O ministro observou que o Supremo Tribunal Federal já reconheceu a natureza infraconstitucional da controvérsia, o que confirma a competência do STJ para uniformização da matéria. Com base no entendimento consolidado no Tema 1093 do STJ e nas disposições do Decreto-Lei nº 1.598/1977 e das Leis nº 10.637/2002 e nº 10.833/2003, o relator relembrou que o regime monofásico se caracteriza pela concentração da carga tributária em uma única fase da cadeia produtiva, normalmente no produtor ou importador, razão pela qual os demais agentes econômicos, como os comerciantes varejistas, são desonerados do pagamento das contribuições e, por consequência, não possuem direito ao creditamento. Explicou que, nessas hipóteses, não há cumulatividade a ser evitada, o que inviabiliza o reconhecimento de créditos vinculados à aquisição de combustíveis.

Ao analisar o artigo 9º da Lei Complementar nº 192/2022, o relator concluiu que a norma não criou benefício fiscal que autorizasse o creditamento aos varejistas, mas apenas reduziu as alíquotas das contribuições a zero até 31 de dezembro de 2022 para os contribuintes responsáveis pelo recolhimento, que já estavam submetidos ao regime monofásico. A medida, portanto, não produziu qualquer alteração jurídica relevante para os varejistas. Salientou também que a interpretação firmada pelo STF na medida cautelar da ADI 7.181/DF, relativa à observância da anterioridade nonagesimal, não se aplica ao caso, pois não houve instituição ou majoração de tributo em relação ao comerciante varejista.

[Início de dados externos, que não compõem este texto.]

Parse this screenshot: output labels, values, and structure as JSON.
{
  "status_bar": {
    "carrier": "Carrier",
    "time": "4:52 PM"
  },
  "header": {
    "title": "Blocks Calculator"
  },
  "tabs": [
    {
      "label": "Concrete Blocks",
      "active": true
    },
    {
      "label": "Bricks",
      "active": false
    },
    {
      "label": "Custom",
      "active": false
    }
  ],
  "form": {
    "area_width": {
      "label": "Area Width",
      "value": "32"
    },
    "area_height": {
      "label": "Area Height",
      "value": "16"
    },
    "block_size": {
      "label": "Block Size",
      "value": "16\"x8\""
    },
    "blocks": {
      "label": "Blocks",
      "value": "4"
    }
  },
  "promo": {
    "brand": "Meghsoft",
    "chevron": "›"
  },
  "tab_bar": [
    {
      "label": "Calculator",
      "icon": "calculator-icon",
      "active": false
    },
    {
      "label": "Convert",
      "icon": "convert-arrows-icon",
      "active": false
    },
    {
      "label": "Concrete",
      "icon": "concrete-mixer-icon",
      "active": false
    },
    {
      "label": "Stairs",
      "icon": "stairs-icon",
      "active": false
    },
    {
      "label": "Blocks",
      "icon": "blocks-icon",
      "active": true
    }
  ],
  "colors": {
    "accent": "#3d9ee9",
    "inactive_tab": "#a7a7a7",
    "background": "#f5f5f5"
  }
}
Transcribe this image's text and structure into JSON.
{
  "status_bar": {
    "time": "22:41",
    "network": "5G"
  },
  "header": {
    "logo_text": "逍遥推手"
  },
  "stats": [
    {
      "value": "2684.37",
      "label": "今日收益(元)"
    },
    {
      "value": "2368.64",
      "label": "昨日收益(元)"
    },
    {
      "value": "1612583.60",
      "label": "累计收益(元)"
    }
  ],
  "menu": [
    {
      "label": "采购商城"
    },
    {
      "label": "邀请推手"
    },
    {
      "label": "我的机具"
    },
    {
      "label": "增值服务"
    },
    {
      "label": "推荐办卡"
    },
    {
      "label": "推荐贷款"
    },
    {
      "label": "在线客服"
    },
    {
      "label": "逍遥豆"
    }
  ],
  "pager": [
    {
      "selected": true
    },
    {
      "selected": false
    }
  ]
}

Diante dessas premissas, o ministro Gurgel de Faria propôs a fixação da tese de que o comerciante varejista, por estar sujeito ao regime monofásico, não tem direito à obtenção ou manutenção de créditos vinculados à aquisição de combustíveis, afastando a tese de suposta majoração indireta de tributos ou de ofensa ao princípio da anterioridade nonagesimal.

Após a leitura do voto, o ministro Teodoro Silva Santos pediu vista antecipadamente. Os ministros Paulo Sérgio Domingues, Afrânio Vilela, Francisco Falcão, Maria Thereza de Assis Moura, Benedito Gonçalves, Marco Aurélio Bellizze e Sérgio Kukina aguardam para votar na retomada do julgamento.